Basically central government has no intention of investing in the 3 Waters infrastructure in this country. This is stated in their documents. This whole exercise is an abbrogation of responsibility of central government.
It would be possible to create regional structures, which would be a partnership between local and central government and iwi, which will reduce duplication and promote collaboration, something foreign to this government.
I was a Labour Mayor for 9 years. I have never seen more poorly thought through public policy in my life. It’s time for the Labour Party to stop treating local government as an illegitimate cousin at the family banquet.
My thanks for those comments, Gary. It is immensely helpful to have confirmation from someone of your experience.
To discover that the central government is forcing local authorities to fund their infrastructure upgrades almost entirely from offshore borrowing is deeply concerning.
Yeah but we don’t have tarrifs and no one owns the water. Unless we want to ban was we exports, some how we are going to have to take a bit of that water export revenue and pile it back into water infrastructure in the form of cheap loans (China loans).
Insightful. It is chilling and so disappointing that Labour has done this.
This piece has attracted far fewer comments than seems to be normal at this stage. That’s interesting.
Why? It has got to be to do with ambivalence around 50/50 co-governance and royalties. I wonder if Mr Moore would care to be more specific on this point?
If the ambivalence is a real thing, never would truer words have been spoken than these of Chris’s:
“At their heart lies a deep (and not unjustified) fear that the truth will outrage sufficient New Zealanders to kill the project stone dead. This government, and its journalistic bodyguard, no longer trust the democratic system to deliver the “right” answers. Their response: to propose, and defend, a massive centralisation of power in bodies sealed-off from democratic accountability.”
I think it would be good for Mahuta just to be honest on these issues.
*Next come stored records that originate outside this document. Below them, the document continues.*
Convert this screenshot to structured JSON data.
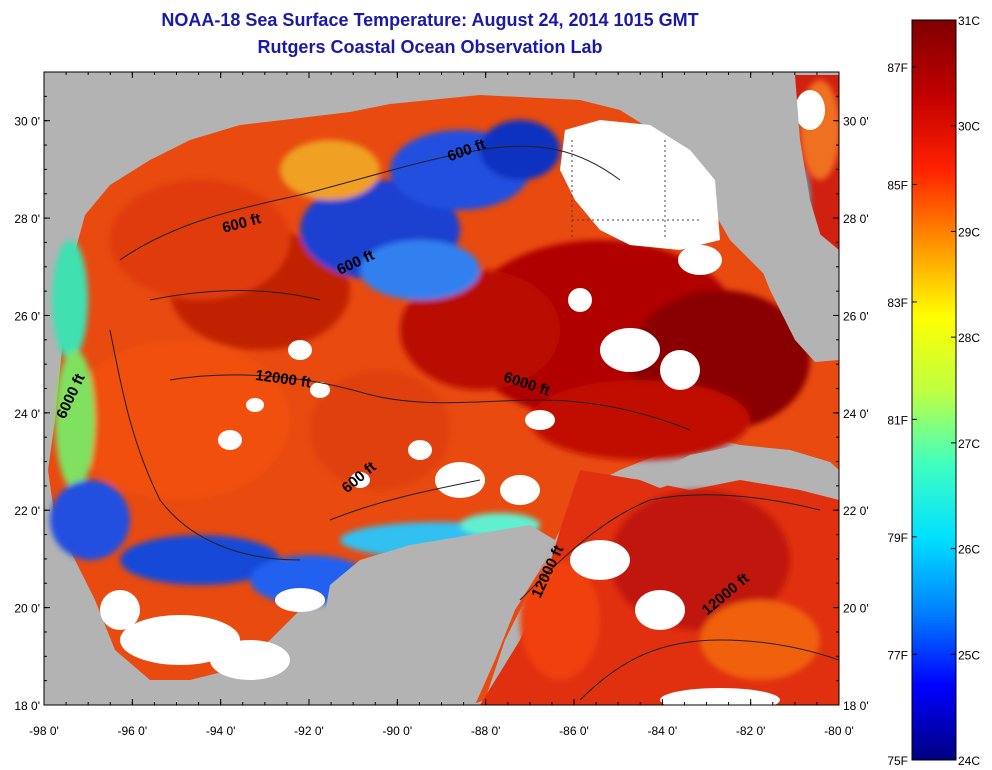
{
  "title": {
    "line1": "NOAA-18 Sea Surface Temperature:  August 24, 2014 1015 GMT",
    "line2": "Rutgers Coastal Ocean Observation Lab"
  },
  "map": {
    "lon_range": [
      -98,
      -80
    ],
    "lat_range": [
      18,
      31
    ],
    "x_ticks": [
      {
        "lon": -98,
        "label": "-98 0'"
      },
      {
        "lon": -96,
        "label": "-96 0'"
      },
      {
        "lon": -94,
        "label": "-94 0'"
      },
      {
        "lon": -92,
        "label": "-92 0'"
      },
      {
        "lon": -90,
        "label": "-90 0'"
      },
      {
        "lon": -88,
        "label": "-88 0'"
      },
      {
        "lon": -86,
        "label": "-86 0'"
      },
      {
        "lon": -84,
        "label": "-84 0'"
      },
      {
        "lon": -82,
        "label": "-82 0'"
      },
      {
        "lon": -80,
        "label": "-80 0'"
      }
    ],
    "y_ticks": [
      {
        "lat": 18,
        "label": "18 0'"
      },
      {
        "lat": 20,
        "label": "20 0'"
      },
      {
        "lat": 22,
        "label": "22 0'"
      },
      {
        "lat": 24,
        "label": "24 0'"
      },
      {
        "lat": 26,
        "label": "26 0'"
      },
      {
        "lat": 28,
        "label": "28 0'"
      },
      {
        "lat": 30,
        "label": "30 0'"
      }
    ],
    "contour_labels": [
      {
        "text": "600 ft",
        "lon": -93.5,
        "lat": 27.8,
        "angle": -15
      },
      {
        "text": "600 ft",
        "lon": -90.9,
        "lat": 27.0,
        "angle": -25
      },
      {
        "text": "600 ft",
        "lon": -88.4,
        "lat": 29.3,
        "angle": -20
      },
      {
        "text": "12000 ft",
        "lon": -92.6,
        "lat": 24.6,
        "angle": 8
      },
      {
        "text": "6000 ft",
        "lon": -97.3,
        "lat": 24.3,
        "angle": -65
      },
      {
        "text": "6000 ft",
        "lon": -87.1,
        "lat": 24.5,
        "angle": 18
      },
      {
        "text": "600 ft",
        "lon": -90.8,
        "lat": 22.6,
        "angle": -40
      },
      {
        "text": "12000 ft",
        "lon": -86.5,
        "lat": 20.7,
        "angle": -65
      },
      {
        "text": "12000 ft",
        "lon": -82.5,
        "lat": 20.2,
        "angle": -40
      }
    ]
  },
  "colorbar": {
    "min_c": 24,
    "max_c": 31,
    "colors": [
      "#000080",
      "#0000ff",
      "#0080ff",
      "#00e0ff",
      "#40ffc0",
      "#c0ff40",
      "#ffff00",
      "#ff9000",
      "#ff2000",
      "#c00000",
      "#800000"
    ],
    "celsius_labels": [
      {
        "value": 24,
        "label": "24C"
      },
      {
        "value": 25,
        "label": "25C"
      },
      {
        "value": 26,
        "label": "26C"
      },
      {
        "value": 27,
        "label": "27C"
      },
      {
        "value": 28,
        "label": "28C"
      },
      {
        "value": 29,
        "label": "29C"
      },
      {
        "value": 30,
        "label": "30C"
      },
      {
        "value": 31,
        "label": "31C"
      }
    ],
    "fahrenheit_labels": [
      {
        "value": 75,
        "label": "75F"
      },
      {
        "value": 77,
        "label": "77F"
      },
      {
        "value": 79,
        "label": "79F"
      },
      {
        "value": 81,
        "label": "81F"
      },
      {
        "value": 83,
        "label": "83F"
      },
      {
        "value": 85,
        "label": "85F"
      },
      {
        "value": 87,
        "label": "87F"
      }
    ]
  },
  "colors": {
    "land": "#b3b3b3",
    "cloud": "#ffffff",
    "title": "#1a1aa6"
  }
}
Then truly racist folks would show themselves to be that, idiots likewise, and the spectrum of positions would come into focus for all to see. We would have the chance to talk about something like (or maybe quite unlike) a SeaLords deal for water.
New Zealand really needs a wider political settlement on water for a host of reasons, not least reasons linked to agricultural, industrial and urban pollution of it. Parker knows that. But the settlement does need to be a genuine settlement – something agreed. Steamrolling here will be a disaster.